AW3 reactivates the signaling pathways that respond to plant hormone-related genes, such as JA and SA. It plays a key role in regulating plant defense pathways, mainly based on a complex network regulation in the absence of host-pathogen interactions (Wu et al., 2018). Results from this study indicated that the PR1 and NPR1 genes of the salicylate pathway were significantly upregulated with AW3 inoculation. Notably, after Fox68 infection with, NPR1 and PR1 were oppositely downregulated. It was observed that the AW3 strain re-induced the expression of PdPap NPR1 and PR1 genes. Also, MYC2, JAR1, and JAZ6751 genes for the JA pathway were downregulated through AW3 and Fox68 induction. This may be attributed to the nutritional characteristics, hosts for Fox68 and AW3, or synergy the SAR and ISR pathways (Cameron et al., 2013). Similar findings have shown that the NPR1 gene mediates plant ISR pathway through synergy after infection by znon-pathogenic bacteria (Anderson et al., 2004). Besides, subsequent research found that NPR1 mediates SAR in SA and mediates ISR induced by JA (Fan & Dong, 2002). Co-inoculating AW3 and Fox68 highly accelerate the SA/JA signaling pathway. This phenomenon may partly explain why PdPap is highly resistant to Fox68 infection. Based on the transcriptional trends, all three genes (AUX1, MP, and LAX2) were upregulated compared to water control. In a similar study, the AUX1 gene showed the same results when Bacillus was used on Arabidopsis thaliana (Wang et al., 2015). To sum up, AW3 affected the JA and SA signal transduction pathways of PdPap causing ISR and SAR. Therefore, gene expression associated with auxin signaling should be induced to promote the growth of PdPaps to ensure broad-spectrum PdPap resistance to pathogens.

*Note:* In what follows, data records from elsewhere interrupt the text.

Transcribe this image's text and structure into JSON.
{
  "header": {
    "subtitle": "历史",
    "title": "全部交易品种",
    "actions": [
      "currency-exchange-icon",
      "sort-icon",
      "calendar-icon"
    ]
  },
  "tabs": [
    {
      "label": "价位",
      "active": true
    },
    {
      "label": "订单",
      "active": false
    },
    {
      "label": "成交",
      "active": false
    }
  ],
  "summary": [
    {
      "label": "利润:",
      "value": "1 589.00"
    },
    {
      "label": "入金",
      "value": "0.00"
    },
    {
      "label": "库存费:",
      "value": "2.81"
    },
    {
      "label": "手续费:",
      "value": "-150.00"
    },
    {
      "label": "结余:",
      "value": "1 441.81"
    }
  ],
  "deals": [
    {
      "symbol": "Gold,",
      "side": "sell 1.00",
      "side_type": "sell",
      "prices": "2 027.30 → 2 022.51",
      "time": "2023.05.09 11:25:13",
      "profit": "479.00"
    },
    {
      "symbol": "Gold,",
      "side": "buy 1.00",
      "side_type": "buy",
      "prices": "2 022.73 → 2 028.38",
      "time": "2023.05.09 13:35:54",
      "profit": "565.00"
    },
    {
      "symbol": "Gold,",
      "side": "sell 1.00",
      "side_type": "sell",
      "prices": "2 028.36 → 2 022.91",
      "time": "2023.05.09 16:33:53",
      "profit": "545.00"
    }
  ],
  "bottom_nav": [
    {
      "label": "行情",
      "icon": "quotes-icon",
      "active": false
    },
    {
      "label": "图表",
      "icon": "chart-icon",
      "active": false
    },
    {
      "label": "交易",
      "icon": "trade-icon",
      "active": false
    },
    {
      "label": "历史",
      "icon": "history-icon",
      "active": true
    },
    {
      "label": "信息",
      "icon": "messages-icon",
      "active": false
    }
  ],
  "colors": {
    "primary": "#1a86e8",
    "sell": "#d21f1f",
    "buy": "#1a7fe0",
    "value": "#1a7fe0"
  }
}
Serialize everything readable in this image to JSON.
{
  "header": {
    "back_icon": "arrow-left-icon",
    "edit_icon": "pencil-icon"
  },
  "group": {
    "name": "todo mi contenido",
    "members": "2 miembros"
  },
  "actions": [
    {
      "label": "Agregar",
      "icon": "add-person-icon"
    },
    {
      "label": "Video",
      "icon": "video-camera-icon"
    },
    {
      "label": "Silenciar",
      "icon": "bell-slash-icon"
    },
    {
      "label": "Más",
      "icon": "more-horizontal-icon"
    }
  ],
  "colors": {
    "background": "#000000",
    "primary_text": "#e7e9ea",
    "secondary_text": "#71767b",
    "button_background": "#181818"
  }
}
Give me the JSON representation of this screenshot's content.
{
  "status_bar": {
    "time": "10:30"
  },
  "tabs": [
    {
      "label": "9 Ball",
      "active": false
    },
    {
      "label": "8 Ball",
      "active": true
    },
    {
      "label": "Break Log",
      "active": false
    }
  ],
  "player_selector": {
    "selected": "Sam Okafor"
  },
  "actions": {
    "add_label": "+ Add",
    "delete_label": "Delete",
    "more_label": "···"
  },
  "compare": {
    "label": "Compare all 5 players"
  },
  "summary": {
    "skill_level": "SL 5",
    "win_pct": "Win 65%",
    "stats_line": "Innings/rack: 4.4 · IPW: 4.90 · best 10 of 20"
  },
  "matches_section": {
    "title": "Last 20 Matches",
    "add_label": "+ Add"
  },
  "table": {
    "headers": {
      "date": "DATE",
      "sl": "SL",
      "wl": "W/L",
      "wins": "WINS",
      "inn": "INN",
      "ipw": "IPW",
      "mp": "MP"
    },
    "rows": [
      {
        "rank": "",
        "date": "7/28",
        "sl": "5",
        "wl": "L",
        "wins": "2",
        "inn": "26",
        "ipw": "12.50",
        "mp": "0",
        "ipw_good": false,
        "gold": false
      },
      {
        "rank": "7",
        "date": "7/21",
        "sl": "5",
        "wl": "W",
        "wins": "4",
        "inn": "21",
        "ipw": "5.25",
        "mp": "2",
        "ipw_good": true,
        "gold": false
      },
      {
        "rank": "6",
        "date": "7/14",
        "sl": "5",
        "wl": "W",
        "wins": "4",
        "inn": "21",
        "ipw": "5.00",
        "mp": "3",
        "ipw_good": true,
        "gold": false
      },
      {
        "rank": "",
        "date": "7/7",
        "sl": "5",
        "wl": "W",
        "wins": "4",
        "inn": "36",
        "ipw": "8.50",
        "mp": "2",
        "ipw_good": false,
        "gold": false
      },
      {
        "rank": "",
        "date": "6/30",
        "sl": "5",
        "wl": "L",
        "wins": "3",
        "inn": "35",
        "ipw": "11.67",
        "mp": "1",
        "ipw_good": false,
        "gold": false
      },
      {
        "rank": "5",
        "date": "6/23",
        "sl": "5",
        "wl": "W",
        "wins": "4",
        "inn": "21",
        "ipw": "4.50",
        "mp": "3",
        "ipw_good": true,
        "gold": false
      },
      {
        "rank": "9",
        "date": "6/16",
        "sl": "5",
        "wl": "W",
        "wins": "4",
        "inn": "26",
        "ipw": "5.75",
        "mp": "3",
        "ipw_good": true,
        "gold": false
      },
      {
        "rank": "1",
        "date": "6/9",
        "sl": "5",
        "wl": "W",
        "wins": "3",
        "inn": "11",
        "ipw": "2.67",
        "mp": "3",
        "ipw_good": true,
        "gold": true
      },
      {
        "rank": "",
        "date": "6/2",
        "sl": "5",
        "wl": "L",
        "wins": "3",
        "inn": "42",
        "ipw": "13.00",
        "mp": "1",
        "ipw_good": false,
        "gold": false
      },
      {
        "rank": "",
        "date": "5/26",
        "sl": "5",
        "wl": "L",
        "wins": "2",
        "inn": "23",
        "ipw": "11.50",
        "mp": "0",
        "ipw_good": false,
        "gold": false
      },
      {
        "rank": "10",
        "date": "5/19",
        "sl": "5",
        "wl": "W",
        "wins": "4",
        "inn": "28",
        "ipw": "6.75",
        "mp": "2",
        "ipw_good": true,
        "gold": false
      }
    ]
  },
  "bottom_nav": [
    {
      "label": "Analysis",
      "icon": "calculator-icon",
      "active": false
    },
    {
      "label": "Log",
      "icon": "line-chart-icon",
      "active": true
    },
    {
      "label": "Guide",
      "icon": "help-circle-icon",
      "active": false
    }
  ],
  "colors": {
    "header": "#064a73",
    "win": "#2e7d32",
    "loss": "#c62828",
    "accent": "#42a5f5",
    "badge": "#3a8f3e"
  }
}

In summary, under the biological stress of Fox68, AW3 directly acted on the hyphae of Fox68, reducing the disease of PdPap caused by Fox68. Moreover, AW3 can confer resistance by inducing the accumulation of defense-related enzymes/genes. The combined effect of related defense enzymes and genes lowers the disease index of PdPap. Therefore, findings from this study highlight the critical role of AW3 in inhibiting the PdPaps pathogenesis after infection with the Fox68 pathogen. Overall, the study reported that molecular mechanisms are involved in host resistance to F. oxysporum infection through endophytes induction. This may be vital in applying AW3 under field conditions to control PdPaps. However, additional knowledge is required to understand how to trigger signal transduction of PdPap in combined inoculation. This will be the focus of our next study.